The Turkey Olympics
Ted Spiker coauthored You: The Owner's Manual with Mehmet Oz, M.D.
For most of my boys' lives, we've celebrated Thanksgiving the same way: with grandparents, relatives, and friends in our home. My wife, Liz, blankets the table with the bird, the sides, and her family's recipe of Irish soda bread. And when all is said and done—the dishes cleaned, the waistbands compromised—we all appreciate the celebration of food and family.
But last Thanksgiving, I snuck out of the house. With thousands of calories waiting to be consumed, it seemed like the perfect morning to log a ten-mile run.
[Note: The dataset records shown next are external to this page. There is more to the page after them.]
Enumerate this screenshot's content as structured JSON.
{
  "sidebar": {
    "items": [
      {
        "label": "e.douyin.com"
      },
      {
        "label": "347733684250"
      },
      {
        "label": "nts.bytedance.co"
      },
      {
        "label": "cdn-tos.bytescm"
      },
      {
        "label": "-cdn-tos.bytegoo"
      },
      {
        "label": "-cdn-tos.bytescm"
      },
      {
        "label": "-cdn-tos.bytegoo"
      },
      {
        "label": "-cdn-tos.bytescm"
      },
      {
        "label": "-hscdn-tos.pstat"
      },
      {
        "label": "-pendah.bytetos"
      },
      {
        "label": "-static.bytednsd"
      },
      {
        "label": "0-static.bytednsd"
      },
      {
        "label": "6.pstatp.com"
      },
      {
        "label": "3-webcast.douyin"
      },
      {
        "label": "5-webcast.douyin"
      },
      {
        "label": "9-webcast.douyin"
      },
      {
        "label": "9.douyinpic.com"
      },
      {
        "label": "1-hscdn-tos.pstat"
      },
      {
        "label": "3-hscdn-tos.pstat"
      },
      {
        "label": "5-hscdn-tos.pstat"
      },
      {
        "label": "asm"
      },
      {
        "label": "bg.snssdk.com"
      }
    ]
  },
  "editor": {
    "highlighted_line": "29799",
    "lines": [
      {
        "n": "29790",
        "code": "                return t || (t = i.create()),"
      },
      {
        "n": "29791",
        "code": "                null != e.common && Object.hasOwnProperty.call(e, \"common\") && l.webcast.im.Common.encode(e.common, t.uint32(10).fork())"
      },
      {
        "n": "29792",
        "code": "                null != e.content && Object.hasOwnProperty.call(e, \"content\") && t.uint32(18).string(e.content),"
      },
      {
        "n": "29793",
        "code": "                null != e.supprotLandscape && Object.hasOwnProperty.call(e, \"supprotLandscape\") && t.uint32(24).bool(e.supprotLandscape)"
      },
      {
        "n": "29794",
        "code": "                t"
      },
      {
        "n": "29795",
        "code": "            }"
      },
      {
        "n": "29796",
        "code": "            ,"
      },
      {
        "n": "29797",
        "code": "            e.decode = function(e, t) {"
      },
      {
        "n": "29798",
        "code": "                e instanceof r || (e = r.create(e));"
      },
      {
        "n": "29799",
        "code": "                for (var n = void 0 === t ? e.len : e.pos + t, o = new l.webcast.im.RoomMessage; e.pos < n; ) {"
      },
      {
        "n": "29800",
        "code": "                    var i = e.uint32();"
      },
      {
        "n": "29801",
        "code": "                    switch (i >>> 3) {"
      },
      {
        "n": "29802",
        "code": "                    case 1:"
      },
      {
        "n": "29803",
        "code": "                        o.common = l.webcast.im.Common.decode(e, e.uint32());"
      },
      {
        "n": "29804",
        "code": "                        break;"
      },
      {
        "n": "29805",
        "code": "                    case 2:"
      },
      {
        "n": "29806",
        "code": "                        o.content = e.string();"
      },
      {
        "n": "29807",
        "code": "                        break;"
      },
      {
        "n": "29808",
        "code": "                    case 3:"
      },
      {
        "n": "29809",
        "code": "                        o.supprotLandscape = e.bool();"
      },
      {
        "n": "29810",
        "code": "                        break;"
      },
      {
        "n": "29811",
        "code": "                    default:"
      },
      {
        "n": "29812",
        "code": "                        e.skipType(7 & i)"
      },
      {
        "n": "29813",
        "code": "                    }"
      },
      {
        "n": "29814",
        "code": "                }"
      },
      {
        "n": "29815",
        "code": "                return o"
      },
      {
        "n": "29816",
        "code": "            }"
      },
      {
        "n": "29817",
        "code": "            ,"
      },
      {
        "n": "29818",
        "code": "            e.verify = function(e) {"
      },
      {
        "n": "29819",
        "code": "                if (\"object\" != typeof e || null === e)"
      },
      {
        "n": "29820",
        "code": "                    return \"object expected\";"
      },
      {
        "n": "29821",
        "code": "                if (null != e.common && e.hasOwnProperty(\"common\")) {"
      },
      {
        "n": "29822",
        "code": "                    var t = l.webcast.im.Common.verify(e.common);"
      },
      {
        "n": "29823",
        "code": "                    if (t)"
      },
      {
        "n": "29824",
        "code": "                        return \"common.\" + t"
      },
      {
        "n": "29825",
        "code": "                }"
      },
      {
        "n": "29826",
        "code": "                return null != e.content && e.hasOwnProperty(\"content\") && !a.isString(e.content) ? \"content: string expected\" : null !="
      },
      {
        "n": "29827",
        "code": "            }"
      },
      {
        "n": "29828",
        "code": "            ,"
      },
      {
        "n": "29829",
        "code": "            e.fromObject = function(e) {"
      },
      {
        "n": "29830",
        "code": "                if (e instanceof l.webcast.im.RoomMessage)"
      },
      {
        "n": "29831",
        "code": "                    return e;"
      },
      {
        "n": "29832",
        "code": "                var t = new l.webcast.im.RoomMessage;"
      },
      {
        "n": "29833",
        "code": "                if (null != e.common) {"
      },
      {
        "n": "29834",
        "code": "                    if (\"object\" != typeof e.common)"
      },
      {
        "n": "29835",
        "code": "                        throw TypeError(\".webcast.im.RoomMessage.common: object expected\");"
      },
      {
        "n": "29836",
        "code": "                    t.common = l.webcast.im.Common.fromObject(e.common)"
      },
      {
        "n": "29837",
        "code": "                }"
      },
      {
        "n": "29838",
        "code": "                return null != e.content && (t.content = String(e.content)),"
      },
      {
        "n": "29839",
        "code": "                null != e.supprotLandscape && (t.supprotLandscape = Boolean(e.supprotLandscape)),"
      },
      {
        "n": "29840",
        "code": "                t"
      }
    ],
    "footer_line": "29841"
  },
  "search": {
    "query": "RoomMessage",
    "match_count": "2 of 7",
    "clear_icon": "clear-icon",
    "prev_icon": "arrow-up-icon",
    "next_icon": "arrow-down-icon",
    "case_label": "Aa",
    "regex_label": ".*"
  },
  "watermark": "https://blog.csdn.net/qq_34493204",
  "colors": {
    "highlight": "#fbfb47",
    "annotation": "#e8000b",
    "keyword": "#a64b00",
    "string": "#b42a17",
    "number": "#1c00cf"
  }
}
I completed the miles, but something just wasn't right: I ran alone.
That's when I decided to contribute more to our Thanksgiving than just cutting the blemishes from the raw potatoes. I want to play. I want to sweat. I want to (mildly) pull a groin. And I want to do so with my boys.
Starting this year, we'll sign up for a turkey trot, or earn our 6 p.m. calories with a 9 a.m. game of hoops. It'll be a new tradition, one I hope they pass on to their families.
I want them to be thankful not only for what they put into their bodies, but also what they get out of them.
The Wishing Tree
Janene Mascarella wrote about the growing population of “midlife” moms in the September issue of Parenting.
It began when I was in the third grade. I would carefully creep down the hall and turn on the Christmas tree lights. I'd lie beside it and make a wish. They started off so simple. A baby doll; a Barbie dream house. As I got older, they grew deeper. A call from a boy in my class. And more meaningful. Please say it's not malignant. The ritual was all mine. Until last year.
“Come with me,” I said, scooping my 7-year-old daughter from her bed. “What are we doing?” she asked, half-asleep. While I was making my wish that night, it dawned on me that my daughter was deep enough to appreciate this. This was a girl who, at 5 years old, said she was waiting to be born because she always wanted to meet me.
I placed two couch pillows on the floor, guided her to look deep into the blinking lights, and make a private wish. She softly giggled, squeezed my hand, and insisted we tell each other what we wished for because we could help each other's wish come true. We breathed our wishes in each other's ears. Me: A safe family ski trip to Lake Placid. Her: A supersize stuffed teddy bear. Yikes! That was not on her list.